这问题,已不只一人同她提过。她窝进男人颈窝,“陛下在问什么傻问题。”
“”
“掌珠只喜欢陛下这张脸。”
“”
“宋大哥再俊,也不及陛下。”
萧砚夕用拇指刮蹭她的朱唇,这小嘴,抹蜜了不成?
掌珠挪挪身子,趴在男人胸膛上,左耳贴在他心房,听着他有力的心跳声,“陛下,掌珠错了,不该惹你生气,你惩罚掌珠就好,别惩罚我爹。”
萧砚夕“嗯”一声,算是不打算追究刚刚的事了。
掌珠暗自舒口气,闭上眼睛,柔声细语道:“夜深了,殿下休息吧。”
折腾半晌,萧砚夕也有些疲乏,阖上眼帘,掖过薄衾,盖在她腰上。等男人发出均匀的呼吸,掌珠睁开眼睛,杏眸黯淡。
萧砚夕,我们之间,与他人无关。真要算起来,我们之间,空白一片。
掌珠爬出他的怀抱,想躺在一侧,却被男人扼住手腕,拽回怀里。
男人声音疲惫,“乖一点,趴着别动。”
掌珠伸手,摸了摸他额头,又摸了摸自己的,温度差不多。
萧砚夕愣了一下,她在关心自己?
男人说不出什么心情,翻身侧躺,让她枕在手臂上。
茺州。
自杜忘来到茺州,当地富贾蠢蠢欲动,都想邀这位安定侯共饮几杯酒,奈何寻不到机会。
这夜,当地首富终于将人约了出来,不少富贾哪怕作为陪衬,也要同安定侯喝上几盅。
筵席伊始,富贾们频频敬酒,嘴上说着恭维话。杜忘不想刚上任就与这群人交恶,对饮了几杯。
富贾看杜忘脸色尚佳,继续敬酒。
酒过三巡,杜忘看着眼前晃动的酒水,摆了下手。一旁的师爷笑着打趣:“杜大人不胜酒力,诸位高抬贵手吧。”

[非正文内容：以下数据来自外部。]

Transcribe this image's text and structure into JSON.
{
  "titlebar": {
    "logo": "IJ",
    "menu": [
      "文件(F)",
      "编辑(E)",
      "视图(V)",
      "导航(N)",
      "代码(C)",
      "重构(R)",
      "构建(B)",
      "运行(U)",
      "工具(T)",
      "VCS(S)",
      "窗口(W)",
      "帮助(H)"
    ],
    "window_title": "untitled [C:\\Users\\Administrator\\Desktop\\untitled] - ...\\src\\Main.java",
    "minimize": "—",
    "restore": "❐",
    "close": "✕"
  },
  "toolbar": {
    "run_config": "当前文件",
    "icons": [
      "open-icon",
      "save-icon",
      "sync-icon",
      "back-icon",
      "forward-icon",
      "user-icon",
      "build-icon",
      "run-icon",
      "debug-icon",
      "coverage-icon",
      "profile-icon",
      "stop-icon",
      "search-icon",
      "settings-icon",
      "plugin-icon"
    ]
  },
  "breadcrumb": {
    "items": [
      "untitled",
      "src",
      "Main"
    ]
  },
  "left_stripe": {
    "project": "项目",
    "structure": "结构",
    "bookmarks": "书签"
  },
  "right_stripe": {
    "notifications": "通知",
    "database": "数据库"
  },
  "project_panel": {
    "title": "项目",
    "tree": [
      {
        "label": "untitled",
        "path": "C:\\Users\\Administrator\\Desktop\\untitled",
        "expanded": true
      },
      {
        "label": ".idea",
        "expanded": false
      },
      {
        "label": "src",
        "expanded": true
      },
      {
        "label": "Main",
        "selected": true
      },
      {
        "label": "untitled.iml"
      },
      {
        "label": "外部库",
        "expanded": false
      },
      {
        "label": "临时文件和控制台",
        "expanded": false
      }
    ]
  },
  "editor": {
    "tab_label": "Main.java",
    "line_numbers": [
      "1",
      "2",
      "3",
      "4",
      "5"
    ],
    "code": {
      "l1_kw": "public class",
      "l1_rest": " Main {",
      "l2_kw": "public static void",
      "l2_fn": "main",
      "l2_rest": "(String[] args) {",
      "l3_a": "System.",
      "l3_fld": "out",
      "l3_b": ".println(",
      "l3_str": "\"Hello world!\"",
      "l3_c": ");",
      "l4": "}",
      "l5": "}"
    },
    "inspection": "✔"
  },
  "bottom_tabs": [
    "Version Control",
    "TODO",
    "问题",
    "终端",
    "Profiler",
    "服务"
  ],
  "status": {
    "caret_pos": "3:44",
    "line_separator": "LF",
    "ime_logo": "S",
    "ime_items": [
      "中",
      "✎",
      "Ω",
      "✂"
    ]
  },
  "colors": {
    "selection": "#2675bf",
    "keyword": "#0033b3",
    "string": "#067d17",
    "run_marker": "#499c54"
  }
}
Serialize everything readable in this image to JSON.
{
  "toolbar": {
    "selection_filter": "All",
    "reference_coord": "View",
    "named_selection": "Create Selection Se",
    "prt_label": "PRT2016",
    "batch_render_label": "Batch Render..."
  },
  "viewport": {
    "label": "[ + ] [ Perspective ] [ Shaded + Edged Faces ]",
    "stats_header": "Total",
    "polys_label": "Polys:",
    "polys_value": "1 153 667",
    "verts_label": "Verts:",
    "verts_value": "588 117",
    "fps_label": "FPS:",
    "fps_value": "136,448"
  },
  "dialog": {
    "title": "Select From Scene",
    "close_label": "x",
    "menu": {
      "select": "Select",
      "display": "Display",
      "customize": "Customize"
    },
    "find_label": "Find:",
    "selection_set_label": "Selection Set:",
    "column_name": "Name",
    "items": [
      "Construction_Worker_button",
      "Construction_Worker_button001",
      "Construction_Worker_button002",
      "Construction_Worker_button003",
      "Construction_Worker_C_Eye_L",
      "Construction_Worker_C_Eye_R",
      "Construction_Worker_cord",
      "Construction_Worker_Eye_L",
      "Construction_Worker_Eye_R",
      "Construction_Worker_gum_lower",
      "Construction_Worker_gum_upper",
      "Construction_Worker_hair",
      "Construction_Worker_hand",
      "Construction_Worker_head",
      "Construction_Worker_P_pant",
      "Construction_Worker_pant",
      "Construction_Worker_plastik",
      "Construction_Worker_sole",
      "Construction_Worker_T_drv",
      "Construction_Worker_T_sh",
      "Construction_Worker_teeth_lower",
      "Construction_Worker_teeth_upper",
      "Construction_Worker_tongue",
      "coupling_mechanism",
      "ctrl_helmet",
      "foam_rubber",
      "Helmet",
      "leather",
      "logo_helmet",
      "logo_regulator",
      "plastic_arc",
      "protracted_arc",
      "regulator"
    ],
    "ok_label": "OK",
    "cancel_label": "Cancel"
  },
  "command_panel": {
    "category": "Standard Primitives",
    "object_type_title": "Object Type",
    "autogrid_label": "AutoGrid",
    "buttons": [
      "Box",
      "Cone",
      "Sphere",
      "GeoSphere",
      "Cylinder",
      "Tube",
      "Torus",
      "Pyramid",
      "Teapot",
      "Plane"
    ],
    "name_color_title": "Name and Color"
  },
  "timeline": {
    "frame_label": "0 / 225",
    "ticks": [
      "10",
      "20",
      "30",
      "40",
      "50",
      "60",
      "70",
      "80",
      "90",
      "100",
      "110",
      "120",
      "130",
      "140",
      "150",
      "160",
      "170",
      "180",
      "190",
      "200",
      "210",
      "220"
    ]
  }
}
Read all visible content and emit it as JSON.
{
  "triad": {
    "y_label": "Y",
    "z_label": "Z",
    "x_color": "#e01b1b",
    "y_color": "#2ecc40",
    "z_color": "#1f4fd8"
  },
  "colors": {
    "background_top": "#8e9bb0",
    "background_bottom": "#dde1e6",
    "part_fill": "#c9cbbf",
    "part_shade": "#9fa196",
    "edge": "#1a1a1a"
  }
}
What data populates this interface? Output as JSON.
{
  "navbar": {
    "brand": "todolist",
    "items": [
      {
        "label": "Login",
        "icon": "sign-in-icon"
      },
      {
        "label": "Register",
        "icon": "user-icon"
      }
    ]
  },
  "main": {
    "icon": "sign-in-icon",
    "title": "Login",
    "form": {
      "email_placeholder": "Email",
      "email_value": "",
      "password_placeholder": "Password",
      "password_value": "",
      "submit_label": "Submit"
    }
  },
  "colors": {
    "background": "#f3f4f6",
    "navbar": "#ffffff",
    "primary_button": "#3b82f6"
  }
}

首富笑笑,“你们几位悠着点,别把大人灌醉了,明早起来,忘记跟谁喝的酒。”
“是是是。”
众人退回座位,开始讨论当地的生意。
杜忘抿口茶,淡漠地扫了一圈,忽然提起赈灾捐款的事。
今年旱灾不断,很多地方颗粒无收。圣上令户部打开国库取粮救灾,可还是缓解不了灾情。
富贾们连连点头,说一定会全力响应安定侯的号召,开仓放粮,救济灾民。
杜忘达成目的,又陪着喝了几杯,起身准备回府。
首富凑过来,握住杜忘的手臂,带他走出酒楼,来到马车前,恭维几句,笑呵呵送人上了马车,随即转身离开。
杜忘刚挑开车帷,见一妖娆女子坐在车厢里,冲他媚笑。杜忘想起来,她是酒楼请过来的青楼花魁,十八九岁,身段和舞姿堪称一绝。